Moreover the question of what would constitute blocking access is open to interpretation. Hence the need for legislation to address what are, in effect, unprecedented challenges to public order.
Even so, the same difficulties that faced drafters of the bubble-zone act, still remain.
Courts are naturally concerned that the right of peaceful protest should not be curtailed. But what counts as “peaceful protest”?
Instinctively, we might say that a demonstration in front of the legislature should be permitted. Politicians must expect a certain amount of legitimate protest.
A demonstration in front of a school or hospital is another matter. There is a clear public interest, indeed necessity, in safeguarding facilities like these.
We can carry that point further. The abortion clinic protests, while offensive and deliberately intimidating, at least had some kind of logic. The protesters were trying to halt a procedure with which, on moral grounds, they disagreed.

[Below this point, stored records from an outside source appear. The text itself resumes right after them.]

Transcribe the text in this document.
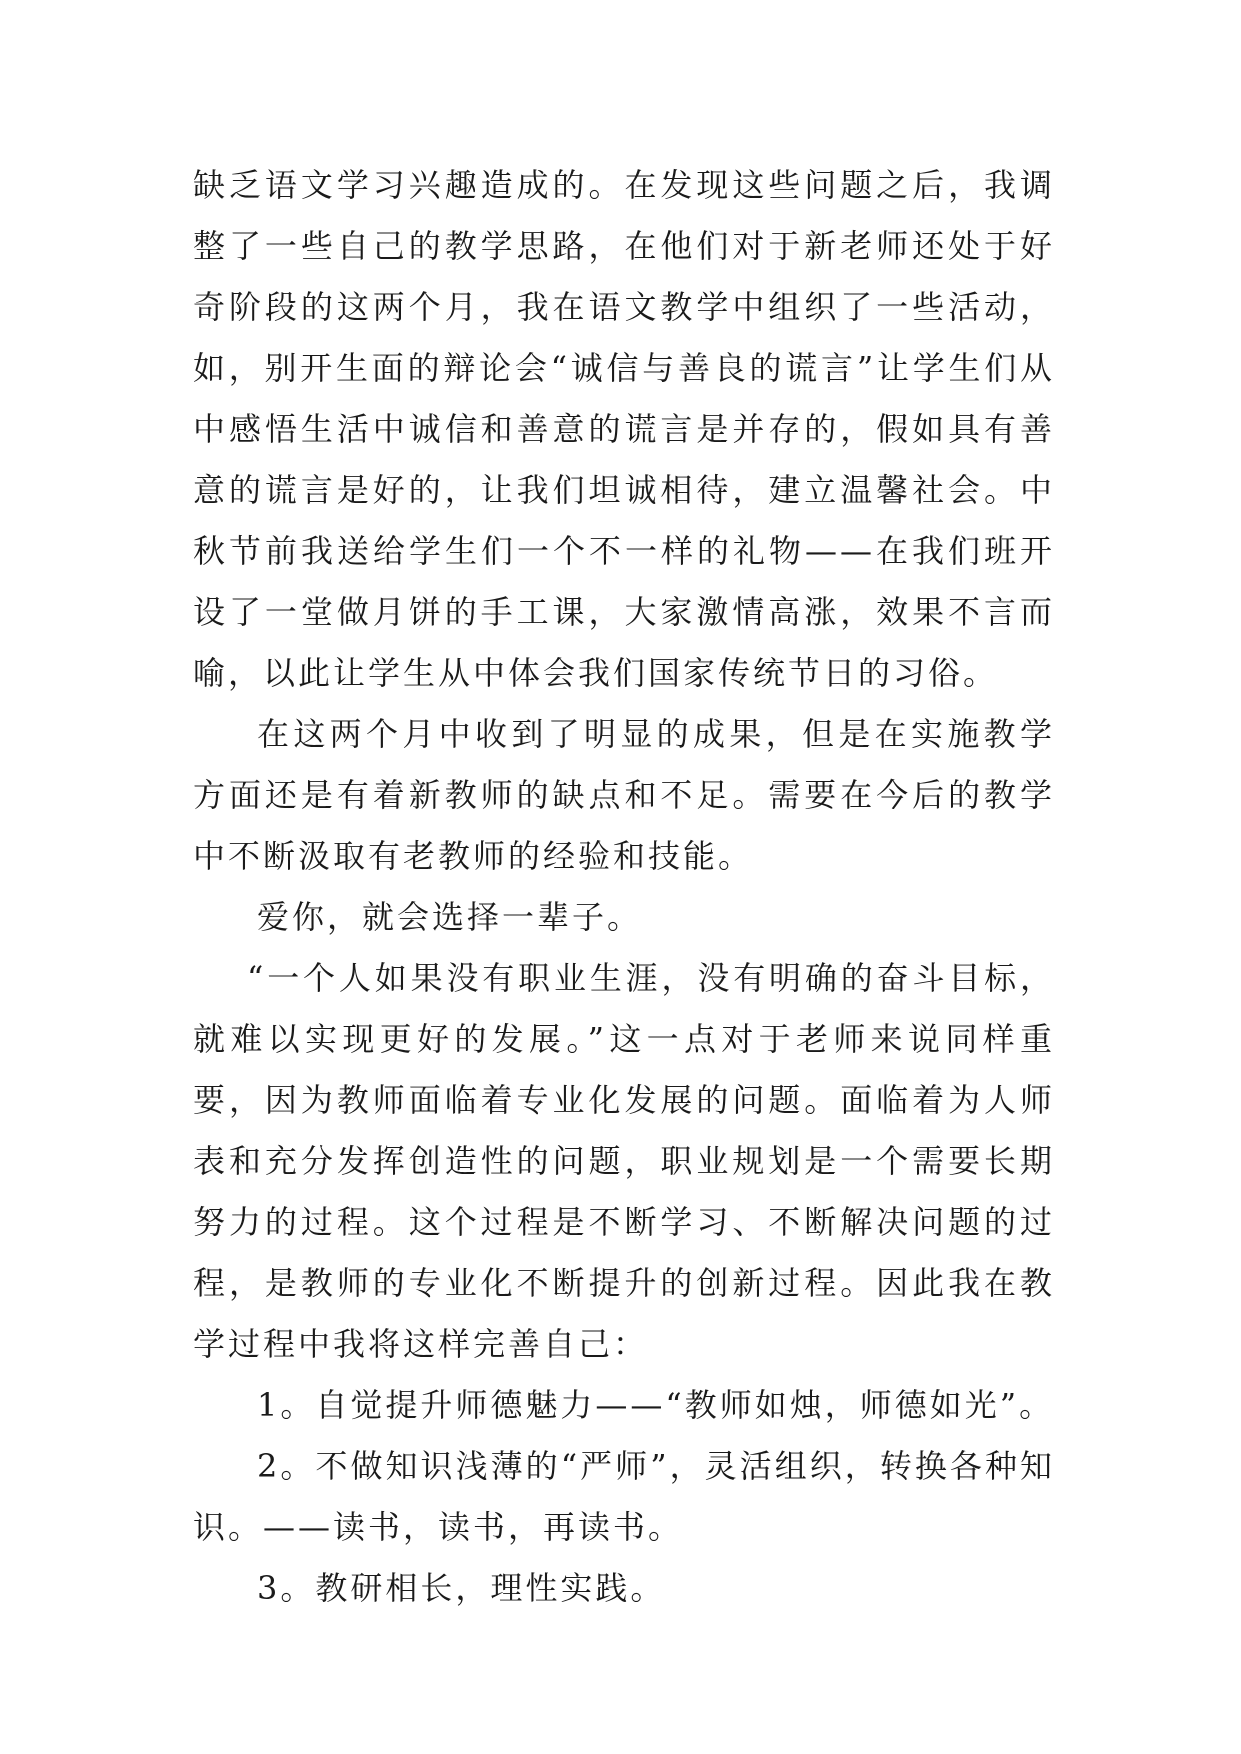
缺乏语文学习兴趣造成的。在发现这些问题之后，我调整了一些自己的教学思路，在他们对于新老师还处于好奇阶段的这两个月，我在语文教学中组织了一些活动，如，别开生面的辩论会“诚信与善良的谎言”让学生们从中感悟生活中诚信和善意的谎言是并存的，假如具有善意的谎言是好的，让我们坦诚相待，建立温馨社会。中秋节前我送给学生们一个不一样的礼物——在我们班开设了一堂做月饼的手工课，大家激情高涨，效果不言而喻，以此让学生从中体会我们国家传统节日的习俗。

在这两个月中收到了明显的成果，但是在实施教学方面还是有着新教师的缺点和不足。需要在今后的教学中不断汲取有老教师的经验和技能。

爱你，就会选择一辈子。

“一个人如果没有职业生涯，没有明确的奋斗目标，就难以实现更好的发展。”这一点对于老师来说同样重要，因为教师面临着专业化发展的问题。面临着为人师表和充分发挥创造性的问题，职业规划是一个需要长期努力的过程。这个过程是不断学习、不断解决问题的过程，是教师的专业化不断提升的创新过程。因此我在教学过程中我将这样完善自己：

1。自觉提升师德魅力——“教师如烛，师德如光”。

2。不做知识浅薄的“严师”，灵活组织，转换各种知识。——读书，读书，再读书。

3。教研相长，理性实践。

What possible connection is there between a hospital or school, and the vaccine policies or mask-wearing requirements those protesters disagree with?
Their dispute is with politicians and public health officers, not innocent nursing staff or teachers.
However, it is not only physical access that is at stake.
Staff who work in these facilities, and the patients and pupils who attend them, are entitled to more than having a riotous crowd moved back a certain distance.
They are entitled to know that society won’t tolerate, in any degree, the abuse we’ve seen hurled at them.
Whatever legislation is drafted must deal in more than metres and zones. It must make clear that intimidation of any kind will not be tolerated.
How this is to be accomplished, while still safeguarding the basic right to protest, is the constitutional challenge of the day.